L’albergo in cui mi trovo sorge a pochi metri da rue Saint Victor. Alla fine dell’Ottocento i fratelli Lumière vi avevano installato la propria fabbrica. Il 19 marzo 1895 una cinepresa montata di fronte ai cancelli aveva ripreso, per 45 secondi, l’uscita degli operai dallo stabilimento. Proiettato su grande schermo a Parigi nel dicembre dello stesso anno, il cortometraggio entrò nella storia come primo film mai presentato al pubblico. Insomma, mi trovo a Lione, a due passi da qui:
È interessante accostare la sequenza ai lavori successivi di Georges Méliès, trattandosi di due approcci in totale contrapposizione. Mentre i Lumière cercavano di rappresentare la realtà il più fedelmente possibile, Méliès sfruttava il cinematografo per trascendere i limiti imposti dalle leggi naturali e mettere in scena l’impossibile.

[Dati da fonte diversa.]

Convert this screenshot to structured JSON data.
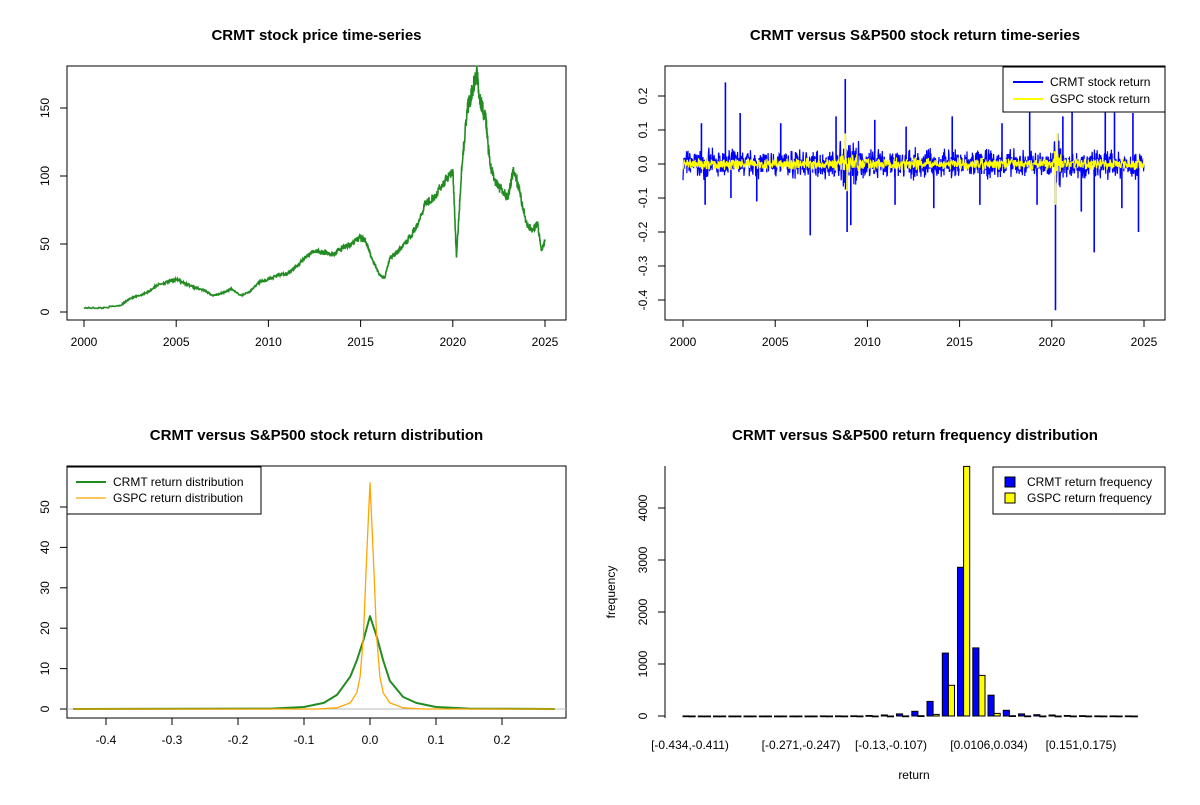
{
  "chart_data": [
    {
      "type": "line",
      "title": "CRMT stock price time-series",
      "xlabel": "",
      "ylabel": "",
      "xlim": [
        2000,
        2025
      ],
      "ylim": [
        0,
        175
      ],
      "x_ticks": [
        "2000",
        "2005",
        "2010",
        "2015",
        "2020",
        "2025"
      ],
      "y_ticks": [
        "0",
        "50",
        "100",
        "150"
      ],
      "series": [
        {
          "color": "#228B22",
          "x": [
            2000.0,
            2001.0,
            2002.0,
            2002.5,
            2003.0,
            2003.5,
            2004.0,
            2004.5,
            2005.0,
            2005.5,
            2006.0,
            2006.5,
            2007.0,
            2007.5,
            2008.0,
            2008.5,
            2009.0,
            2009.5,
            2010.0,
            2010.5,
            2011.0,
            2011.5,
            2012.0,
            2012.5,
            2013.0,
            2013.5,
            2014.0,
            2014.5,
            2015.0,
            2015.3,
            2015.6,
            2016.0,
            2016.3,
            2016.6,
            2017.0,
            2017.5,
            2018.0,
            2018.5,
            2019.0,
            2019.5,
            2020.0,
            2020.2,
            2020.5,
            2020.8,
            2021.0,
            2021.3,
            2021.5,
            2021.8,
            2022.0,
            2022.3,
            2022.6,
            2023.0,
            2023.3,
            2023.6,
            2024.0,
            2024.3,
            2024.6,
            2024.8,
            2025.0
          ],
          "y": [
            3,
            3,
            5,
            10,
            12,
            15,
            20,
            22,
            24,
            21,
            18,
            16,
            12,
            14,
            17,
            12,
            15,
            22,
            24,
            27,
            28,
            33,
            40,
            45,
            44,
            42,
            47,
            50,
            55,
            52,
            40,
            28,
            25,
            40,
            44,
            52,
            62,
            80,
            85,
            95,
            105,
            40,
            110,
            150,
            160,
            175,
            155,
            140,
            110,
            95,
            90,
            85,
            105,
            90,
            65,
            60,
            65,
            45,
            52
          ]
        }
      ]
    },
    {
      "type": "line",
      "title": "CRMT versus S&P500 stock return time-series",
      "xlabel": "",
      "ylabel": "",
      "xlim": [
        2000,
        2025
      ],
      "ylim": [
        -0.45,
        0.25
      ],
      "x_ticks": [
        "2000",
        "2005",
        "2010",
        "2015",
        "2020",
        "2025"
      ],
      "y_ticks": [
        "-0.4",
        "-0.3",
        "-0.2",
        "-0.1",
        "0.0",
        "0.1",
        "0.2"
      ],
      "legend_position": "top-right",
      "series": [
        {
          "name": "CRMT stock return",
          "color": "#0000FF",
          "band_low": -0.05,
          "band_high": 0.05,
          "spikes": [
            [
              2001.0,
              0.12
            ],
            [
              2001.2,
              -0.12
            ],
            [
              2002.3,
              0.24
            ],
            [
              2002.6,
              -0.1
            ],
            [
              2003.1,
              0.15
            ],
            [
              2004.0,
              -0.11
            ],
            [
              2005.3,
              0.12
            ],
            [
              2006.9,
              -0.21
            ],
            [
              2008.3,
              0.14
            ],
            [
              2008.8,
              0.25
            ],
            [
              2008.9,
              -0.2
            ],
            [
              2009.1,
              -0.18
            ],
            [
              2010.4,
              0.13
            ],
            [
              2011.5,
              -0.12
            ],
            [
              2012.1,
              0.11
            ],
            [
              2013.6,
              -0.13
            ],
            [
              2014.6,
              0.14
            ],
            [
              2016.1,
              -0.12
            ],
            [
              2017.3,
              0.12
            ],
            [
              2018.8,
              0.16
            ],
            [
              2019.2,
              -0.12
            ],
            [
              2020.2,
              -0.43
            ],
            [
              2020.6,
              0.14
            ],
            [
              2021.1,
              0.17
            ],
            [
              2021.6,
              -0.14
            ],
            [
              2022.3,
              -0.26
            ],
            [
              2022.9,
              0.18
            ],
            [
              2023.4,
              0.16
            ],
            [
              2023.8,
              -0.13
            ],
            [
              2024.4,
              0.15
            ],
            [
              2024.7,
              -0.2
            ]
          ]
        },
        {
          "name": "GSPC stock return",
          "color": "#FFFF00",
          "band_low": -0.02,
          "band_high": 0.02,
          "spikes": [
            [
              2008.8,
              0.09
            ],
            [
              2008.9,
              -0.08
            ],
            [
              2020.2,
              -0.12
            ],
            [
              2020.3,
              0.09
            ]
          ]
        }
      ]
    },
    {
      "type": "line",
      "title": "CRMT versus S&P500 stock return distribution",
      "xlabel": "",
      "ylabel": "",
      "xlim": [
        -0.45,
        0.28
      ],
      "ylim": [
        0,
        57
      ],
      "x_ticks": [
        "-0.4",
        "-0.3",
        "-0.2",
        "-0.1",
        "0.0",
        "0.1",
        "0.2"
      ],
      "y_ticks": [
        "0",
        "10",
        "20",
        "30",
        "40",
        "50"
      ],
      "legend_position": "top-left",
      "series": [
        {
          "name": "CRMT return distribution",
          "color": "#228B22",
          "x": [
            -0.45,
            -0.15,
            -0.1,
            -0.07,
            -0.05,
            -0.03,
            -0.02,
            -0.01,
            0.0,
            0.01,
            0.02,
            0.03,
            0.05,
            0.07,
            0.1,
            0.15,
            0.28
          ],
          "y": [
            0,
            0.1,
            0.5,
            1.5,
            3.5,
            8,
            12,
            17,
            23,
            18,
            12,
            7,
            3,
            1.5,
            0.5,
            0.1,
            0
          ]
        },
        {
          "name": "GSPC return distribution",
          "color": "#FFA500",
          "x": [
            -0.45,
            -0.08,
            -0.05,
            -0.03,
            -0.02,
            -0.015,
            -0.01,
            -0.005,
            0.0,
            0.005,
            0.01,
            0.015,
            0.02,
            0.03,
            0.05,
            0.08,
            0.28
          ],
          "y": [
            0,
            0,
            0.3,
            1.5,
            4,
            8,
            18,
            38,
            56,
            38,
            18,
            8,
            4,
            1.5,
            0.3,
            0,
            0
          ]
        }
      ]
    },
    {
      "type": "bar",
      "title": "CRMT versus S&P500 return frequency distribution",
      "xlabel": "return",
      "ylabel": "frequency",
      "ylim": [
        0,
        4800
      ],
      "y_ticks": [
        "0",
        "1000",
        "2000",
        "3000",
        "4000"
      ],
      "x_tick_labels": [
        "[-0.434,-0.411)",
        "[-0.271,-0.247)",
        "[-0.13,-0.107)",
        "[0.0106,0.034)",
        "[0.151,0.175)"
      ],
      "legend_position": "top-right",
      "bins": 30,
      "series": [
        {
          "name": "CRMT return frequency",
          "color": "#0000FF",
          "values": [
            1,
            0,
            0,
            0,
            0,
            0,
            0,
            0,
            0,
            1,
            2,
            4,
            10,
            20,
            40,
            90,
            280,
            1210,
            2860,
            1310,
            400,
            110,
            40,
            25,
            20,
            10,
            5,
            2,
            1,
            1
          ]
        },
        {
          "name": "GSPC return frequency",
          "color": "#FFFF00",
          "values": [
            0,
            0,
            0,
            0,
            0,
            0,
            0,
            0,
            0,
            0,
            0,
            0,
            0,
            0,
            1,
            5,
            30,
            590,
            4800,
            780,
            50,
            5,
            1,
            0,
            0,
            0,
            0,
            0,
            0,
            0
          ]
        }
      ]
    }
  ]
}
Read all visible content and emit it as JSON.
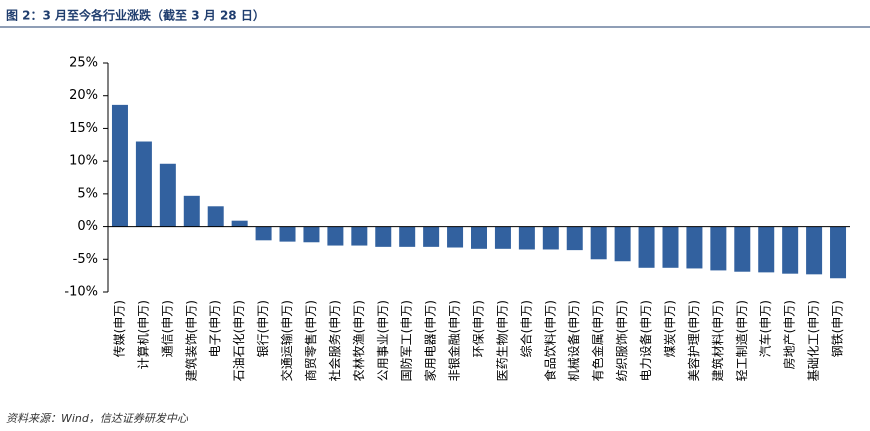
{
  "chart_data": {
    "type": "bar",
    "title": "图 2：3 月至今各行业涨跌（截至 3 月 28 日）",
    "source": "资料来源：Wind，信达证券研发中心",
    "categories": [
      "传媒(申万)",
      "计算机(申万)",
      "通信(申万)",
      "建筑装饰(申万)",
      "电子(申万)",
      "石油石化(申万)",
      "银行(申万)",
      "交通运输(申万)",
      "商贸零售(申万)",
      "社会服务(申万)",
      "农林牧渔(申万)",
      "公用事业(申万)",
      "国防军工(申万)",
      "家用电器(申万)",
      "非银金融(申万)",
      "环保(申万)",
      "医药生物(申万)",
      "综合(申万)",
      "食品饮料(申万)",
      "机械设备(申万)",
      "有色金属(申万)",
      "纺织服饰(申万)",
      "电力设备(申万)",
      "煤炭(申万)",
      "美容护理(申万)",
      "建筑材料(申万)",
      "轻工制造(申万)",
      "汽车(申万)",
      "房地产(申万)",
      "基础化工(申万)",
      "钢铁(申万)"
    ],
    "values": [
      18.6,
      13.0,
      9.6,
      4.7,
      3.1,
      0.9,
      -2.1,
      -2.3,
      -2.4,
      -2.9,
      -2.9,
      -3.1,
      -3.1,
      -3.1,
      -3.2,
      -3.4,
      -3.4,
      -3.5,
      -3.5,
      -3.6,
      -5.0,
      -5.3,
      -6.3,
      -6.3,
      -6.4,
      -6.7,
      -6.9,
      -7.0,
      -7.2,
      -7.3,
      -7.9
    ],
    "color": "#32619f",
    "ylim": [
      -10,
      25
    ],
    "yticks": [
      {
        "value": -10,
        "label": "-10%"
      },
      {
        "value": -5,
        "label": "-5%"
      },
      {
        "value": 0,
        "label": "0%"
      },
      {
        "value": 5,
        "label": "5%"
      },
      {
        "value": 10,
        "label": "10%"
      },
      {
        "value": 15,
        "label": "15%"
      },
      {
        "value": 20,
        "label": "20%"
      },
      {
        "value": 25,
        "label": "25%"
      }
    ],
    "grid": false
  }
}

I fratelli lionesi affascinarono gli spettatori della capitale lavorando sull’accuratezza dell’immagine, la ricchezza dei dettagli e la stabilità della proiezione. Avendo un passato da illusionista, Méliès valorizzò il potenziale illusorio dello strumento, giocando con il salto della pellicola per proporre una ricca sequela di effetti magici impossibili da proporre in teatro.
Non a caso l’approccio Lumière – che ricorda quello dei pittori realisti – venne inaugurato con la ripresa di una fabbrica cinematografica: il primo filmato offerto al pubblico era già un dietro-le-quinte autoreferenziale, che mostrava il luogo da cui fisicamente uscivano le pellicole dirette verso i café parigini. Nessun trucco e nessun inganno: solo la rigorosa e distaccata documentazione dell’uscita dal lavoro di quegli stessi operai grazie ai quali la proiezione poteva avvenire. Per i Lumière, la fedeltà delle immagini ritratte rendeva lo strumento prezioso per l’investigazione scientifica. L’aveva intuito due anni prima lo psicologo Alfred Binet, che aveva fatto realizzare una sequenza fotografica del mago Raynaly intento a eseguire alcuni giochi di prestigio – in vista della pubblicazione del saggio “La Psychologie de la Prestidigitation”.
Troverei ozioso chiedermi se preferisco l’approccio Méliès a quello più serioso dei fratelli Lumière: si tratta di linguaggi funzionali a espressioni diverse – e di certo troverei noioso un mondo in cui esistesse l’uno senza l’altro.